Saturday, May 26, 2012

Stars and Satellites

Trampled by Turtles was first pitched to me a couple of years ago as "bluegrass shredders." It was intriguing enough of a concept to get me to a live show, and I was thoroughly impressed with the energy of the rowdy crowd, although the music wasn't really something I wanted to listen to at home.

The Minnesota band's slower new album though, "Stars and Satellites," has been on constant rotation at my place. It's perfect warm night music. Like any departure from an established sound, it's taken some heat, including this little write up by my friend Andy at Willamette Week with a hilarious burn of a genre tag. I however, gave the album some glowing praise in my preview for The Oregonian, and was really psyched to see it live last night. 

Unfortunately, I forgot about the bane of quiet music: talking. The fans who packed the Crystal came to rock. The springy ballroom floor was the bounciest I've ever felt it. But they weren't quite winded enough to chill out through the quieter songs. Luckily, I have some of the lyrics memorized now, so I could fill in the gaps.

Thursday, May 24, 2012

Another Brick in The Wall

Getting the chance to write about Roger Daltrey last fall and falling in love with Tommy, whet my appetite for classic rock Rogers. I was thrilled to get to write both a preview and review of Roger Waters' performance of The Wall at the Rose Garden for The Oregonian.

The preview presented a challenge. Unlike most people in my generation, my parents did not listen to classic rock. So I never heard The Wall until I was a teenager, and by then I was too into punk and not enough into pot to care.

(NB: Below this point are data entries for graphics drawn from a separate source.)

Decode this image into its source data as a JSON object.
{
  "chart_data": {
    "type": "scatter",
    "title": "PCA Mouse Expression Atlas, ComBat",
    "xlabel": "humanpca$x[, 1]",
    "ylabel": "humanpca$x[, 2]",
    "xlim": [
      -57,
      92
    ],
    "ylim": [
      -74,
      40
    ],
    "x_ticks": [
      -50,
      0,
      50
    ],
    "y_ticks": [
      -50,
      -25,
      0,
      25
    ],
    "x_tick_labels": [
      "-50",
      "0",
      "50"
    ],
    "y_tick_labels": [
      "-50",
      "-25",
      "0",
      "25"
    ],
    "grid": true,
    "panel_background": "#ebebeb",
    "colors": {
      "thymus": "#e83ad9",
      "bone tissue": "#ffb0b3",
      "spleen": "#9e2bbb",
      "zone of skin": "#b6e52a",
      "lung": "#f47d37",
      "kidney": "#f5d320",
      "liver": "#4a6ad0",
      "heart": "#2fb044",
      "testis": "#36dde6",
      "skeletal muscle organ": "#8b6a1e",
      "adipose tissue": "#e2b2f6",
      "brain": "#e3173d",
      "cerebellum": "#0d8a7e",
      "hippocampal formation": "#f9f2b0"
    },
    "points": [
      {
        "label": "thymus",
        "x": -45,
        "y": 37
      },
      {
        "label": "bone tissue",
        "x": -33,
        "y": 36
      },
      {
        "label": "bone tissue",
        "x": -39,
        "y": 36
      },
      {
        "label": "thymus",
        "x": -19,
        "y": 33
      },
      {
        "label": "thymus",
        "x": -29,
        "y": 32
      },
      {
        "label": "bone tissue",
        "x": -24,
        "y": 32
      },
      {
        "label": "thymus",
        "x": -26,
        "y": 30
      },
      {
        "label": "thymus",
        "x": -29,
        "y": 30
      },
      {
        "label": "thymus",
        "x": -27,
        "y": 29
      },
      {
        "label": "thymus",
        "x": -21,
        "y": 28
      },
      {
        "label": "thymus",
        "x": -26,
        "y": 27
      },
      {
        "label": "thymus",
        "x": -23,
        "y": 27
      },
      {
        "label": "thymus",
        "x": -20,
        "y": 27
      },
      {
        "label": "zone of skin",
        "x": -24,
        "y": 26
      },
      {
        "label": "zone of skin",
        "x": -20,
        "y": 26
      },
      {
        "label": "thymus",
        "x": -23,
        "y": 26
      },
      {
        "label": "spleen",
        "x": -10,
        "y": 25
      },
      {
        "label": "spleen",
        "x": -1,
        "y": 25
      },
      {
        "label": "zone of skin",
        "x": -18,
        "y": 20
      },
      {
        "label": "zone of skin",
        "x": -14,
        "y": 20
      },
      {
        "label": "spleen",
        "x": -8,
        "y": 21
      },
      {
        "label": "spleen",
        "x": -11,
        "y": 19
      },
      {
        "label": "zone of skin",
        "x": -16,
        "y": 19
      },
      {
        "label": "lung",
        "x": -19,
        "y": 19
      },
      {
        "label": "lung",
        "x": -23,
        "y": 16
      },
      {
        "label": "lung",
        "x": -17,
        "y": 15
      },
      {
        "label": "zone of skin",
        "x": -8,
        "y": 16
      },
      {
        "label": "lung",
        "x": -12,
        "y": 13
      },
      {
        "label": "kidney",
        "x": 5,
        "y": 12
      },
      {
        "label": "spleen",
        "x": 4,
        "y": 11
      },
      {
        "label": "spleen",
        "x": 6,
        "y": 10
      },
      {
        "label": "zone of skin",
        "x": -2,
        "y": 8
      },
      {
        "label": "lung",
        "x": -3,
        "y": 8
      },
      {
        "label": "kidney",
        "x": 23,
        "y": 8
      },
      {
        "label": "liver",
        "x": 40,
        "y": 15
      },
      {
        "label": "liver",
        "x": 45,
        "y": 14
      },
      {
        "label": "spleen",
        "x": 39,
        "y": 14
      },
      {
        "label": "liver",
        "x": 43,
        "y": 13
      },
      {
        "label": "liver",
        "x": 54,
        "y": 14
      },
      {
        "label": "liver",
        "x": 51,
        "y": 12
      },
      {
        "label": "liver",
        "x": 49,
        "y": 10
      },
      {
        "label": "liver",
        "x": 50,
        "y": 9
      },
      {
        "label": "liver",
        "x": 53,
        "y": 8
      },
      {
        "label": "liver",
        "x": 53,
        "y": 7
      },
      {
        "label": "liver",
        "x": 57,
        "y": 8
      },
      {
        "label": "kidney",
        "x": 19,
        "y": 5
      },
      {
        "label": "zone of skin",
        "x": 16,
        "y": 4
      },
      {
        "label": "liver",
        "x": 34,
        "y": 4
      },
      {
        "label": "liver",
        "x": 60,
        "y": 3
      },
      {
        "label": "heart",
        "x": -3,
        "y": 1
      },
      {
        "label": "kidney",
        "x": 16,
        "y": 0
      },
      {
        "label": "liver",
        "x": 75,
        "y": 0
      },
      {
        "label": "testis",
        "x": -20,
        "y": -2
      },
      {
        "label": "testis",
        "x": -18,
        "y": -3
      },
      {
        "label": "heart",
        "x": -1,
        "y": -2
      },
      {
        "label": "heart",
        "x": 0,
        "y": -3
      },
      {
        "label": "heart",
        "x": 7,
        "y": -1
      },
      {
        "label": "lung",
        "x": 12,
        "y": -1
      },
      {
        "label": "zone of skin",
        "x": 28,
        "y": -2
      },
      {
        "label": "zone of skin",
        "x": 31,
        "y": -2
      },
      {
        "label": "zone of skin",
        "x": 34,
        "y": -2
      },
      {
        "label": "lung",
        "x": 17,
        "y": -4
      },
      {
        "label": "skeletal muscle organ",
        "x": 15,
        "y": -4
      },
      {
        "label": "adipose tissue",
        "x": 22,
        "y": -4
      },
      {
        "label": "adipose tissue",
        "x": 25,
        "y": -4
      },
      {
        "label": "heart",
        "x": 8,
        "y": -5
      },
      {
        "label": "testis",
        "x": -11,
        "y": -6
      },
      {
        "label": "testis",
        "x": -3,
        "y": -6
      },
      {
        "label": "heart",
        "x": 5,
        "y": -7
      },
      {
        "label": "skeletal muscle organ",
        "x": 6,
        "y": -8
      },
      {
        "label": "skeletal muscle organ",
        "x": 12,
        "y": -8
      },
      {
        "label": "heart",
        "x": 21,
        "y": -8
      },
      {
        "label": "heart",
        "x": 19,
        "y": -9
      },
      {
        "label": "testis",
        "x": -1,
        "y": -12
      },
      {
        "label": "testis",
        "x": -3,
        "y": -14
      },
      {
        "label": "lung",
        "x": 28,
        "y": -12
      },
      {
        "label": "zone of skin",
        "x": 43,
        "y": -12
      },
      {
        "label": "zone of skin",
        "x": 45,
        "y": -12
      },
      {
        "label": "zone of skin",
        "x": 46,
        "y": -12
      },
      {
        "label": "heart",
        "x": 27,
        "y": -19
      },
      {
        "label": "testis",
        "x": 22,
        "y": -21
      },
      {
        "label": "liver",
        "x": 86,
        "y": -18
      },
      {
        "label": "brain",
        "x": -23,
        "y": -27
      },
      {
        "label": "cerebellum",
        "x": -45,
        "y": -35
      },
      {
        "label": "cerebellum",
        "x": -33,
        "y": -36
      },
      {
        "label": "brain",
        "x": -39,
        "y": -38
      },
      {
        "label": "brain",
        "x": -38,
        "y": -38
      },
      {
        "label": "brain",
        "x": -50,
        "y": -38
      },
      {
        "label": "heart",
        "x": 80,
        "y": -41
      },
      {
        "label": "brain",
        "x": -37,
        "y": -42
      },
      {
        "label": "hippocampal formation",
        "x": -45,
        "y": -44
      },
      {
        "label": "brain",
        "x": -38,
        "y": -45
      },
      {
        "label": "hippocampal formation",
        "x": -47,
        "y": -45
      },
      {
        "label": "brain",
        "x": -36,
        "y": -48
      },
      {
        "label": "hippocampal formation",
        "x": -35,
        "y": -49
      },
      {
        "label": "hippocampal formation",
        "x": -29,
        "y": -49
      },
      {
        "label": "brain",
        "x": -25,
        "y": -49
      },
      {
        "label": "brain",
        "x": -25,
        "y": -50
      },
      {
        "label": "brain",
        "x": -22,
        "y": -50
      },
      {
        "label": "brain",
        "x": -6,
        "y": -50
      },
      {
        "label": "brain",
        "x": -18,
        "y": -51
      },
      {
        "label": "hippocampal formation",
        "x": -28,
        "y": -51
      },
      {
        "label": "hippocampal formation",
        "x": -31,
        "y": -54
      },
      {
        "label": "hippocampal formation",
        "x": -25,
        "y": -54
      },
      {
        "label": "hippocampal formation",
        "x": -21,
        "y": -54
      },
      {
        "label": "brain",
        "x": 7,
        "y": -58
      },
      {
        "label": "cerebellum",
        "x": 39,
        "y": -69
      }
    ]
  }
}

So when it came time to write this piece, I listened to The Wall over and over again and discovered, that unlike Tommy, I didn't love it. I watched the movie, but still felt like I didn't get it. Why was it so long? Why all the funny voices?

 Finally, after talking to a couple of writer friends who are big Pink Floyd buffs, I realized the history of the album was the most interesting thing to me. So I researched and wrote an essay that kind of felt like a college paper. It was fun! 

The day of the show, I was wondering which Roger would win out--Daltrey or Waters.

Poor Daltrey never stood a chance. Waters put on the best show I've ever seen.

I think The Wall wasn't meant to be a movie or an album. It was meant to be a massive live production. I felt it. I felt it so much that afterward, another journalist I ran into and our friends didn't want to leave the building. We dreaded going out into the world where people didn't see what we just saw. As I walked back downtown, I ran into someone I knew. I told her I'd just seen the best show ever.

"Oh cool. Did you get new glasses?" she asked.

Image: Waters performs "Mother" in front of footage of himself performing it 30 years ago.

Monday, May 7, 2012

That Metal Weekend

Last weekend, Eddie Trunk, Don Jamieson and Jim Florentine, the hosts of the longest-running and highest-rated show on VH1 Classic, "That Metal Show," came to Seattle and Portland and did their first ever live performances together. I was entrusted with handling the media coverage and the media was very kind to us.

Eddie and Jim appeared on KISW 99.9 Seattle twice. Once on their metal show, "The Metal Shop," and again on "The BJ Shea Morning Experience."

Portland freelance writer Bob Ham did a great Q&A with Eddie for Willamette Week in which they break down all the important metal issues of the day. The Portland Mercury ran a preview, humorous as always. This morning, The Mercury's music blog has a detailed review of the show by Mark Lore, who also took the picture above.

Next up, Don, Jim and Eddie head to Chicago and Detroit June 15 & 16.